Oleh: Dimas Wijanarko
Tidak hanya keindahan mengolah kulit bundarnya yang jadi perhatian orang, kaum hawa pun dibuat tersihir dengan kegagahannya sebagai seorang ‘black star’.
Di dunia sepakbola modern, nama Pele diagungkan sebagai pemain kulit hitam tersukses seantero jagat. Namun sebelum pemain asal Brasil itu mencuat, ada black star yang lebih dahulu lahir pesepakbola asal Uruguay bernama Jose Leandro Andrade. Membicarakan Andrade praktis membicarakan Sidonie-Gabrielle Collete.
Sidonie-Gabrielle Collete (1873-1952) adalah seorang novelis terkenal di Prancis.
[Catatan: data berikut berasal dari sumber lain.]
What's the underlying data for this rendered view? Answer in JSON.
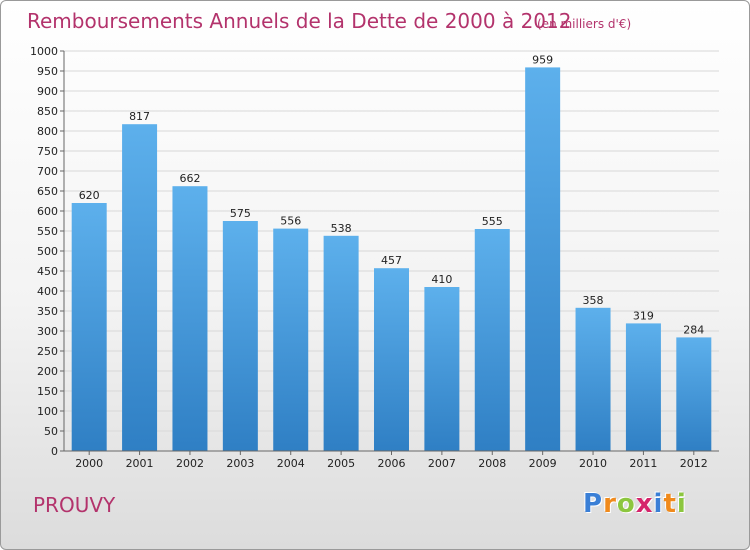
{
  "chart_data": {
    "type": "bar",
    "title": "Remboursements Annuels de la Dette de 2000 à 2012",
    "unit": "(en milliers d'€)",
    "categories": [
      "2000",
      "2001",
      "2002",
      "2003",
      "2004",
      "2005",
      "2006",
      "2007",
      "2008",
      "2009",
      "2010",
      "2011",
      "2012"
    ],
    "values": [
      620,
      817,
      662,
      575,
      556,
      538,
      457,
      410,
      555,
      959,
      358,
      319,
      284
    ],
    "ylim": [
      0,
      1000
    ],
    "ytick_step": 50,
    "grid": true,
    "xlabel": "",
    "ylabel": "",
    "bar_color": "#3a95dc"
  },
  "place_name": "PROUVY",
  "logo": {
    "letters": [
      "P",
      "r",
      "o",
      "x",
      "i",
      "t",
      "i"
    ],
    "colors": [
      "#3a7fd6",
      "#f08a1c",
      "#8cc63f",
      "#d6256b",
      "#3a7fd6",
      "#f08a1c",
      "#8cc63f"
    ]
  }
}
Perempuan yang memulai karier penulisnya pada usia 20 tahun itu banyak menelurkan karya-karya sastra yang terilhami dari kebahagiaan serta luka cinta yang diderita kaum hawa. Salah satu karya garapannya yang terkenal yaitu novel Cheri yang juga difilmkan pada 1951 dengan judul The Last Cheri. Ia juga pernah dinobatkan menjadi calon peraih Nobel Sastra pada 1948.
Kisah kehidupan Colette juga acap menjadi bahan gosip publik Prancis saat itu. Salah satunya terjadi saat Olimpiade 1924, saat Paris menjadi tuan rumah. Sang novelis tersebut dikabarkan terlibat hubungan dengan Andrade yang berposisi sebagai gelandang tengah.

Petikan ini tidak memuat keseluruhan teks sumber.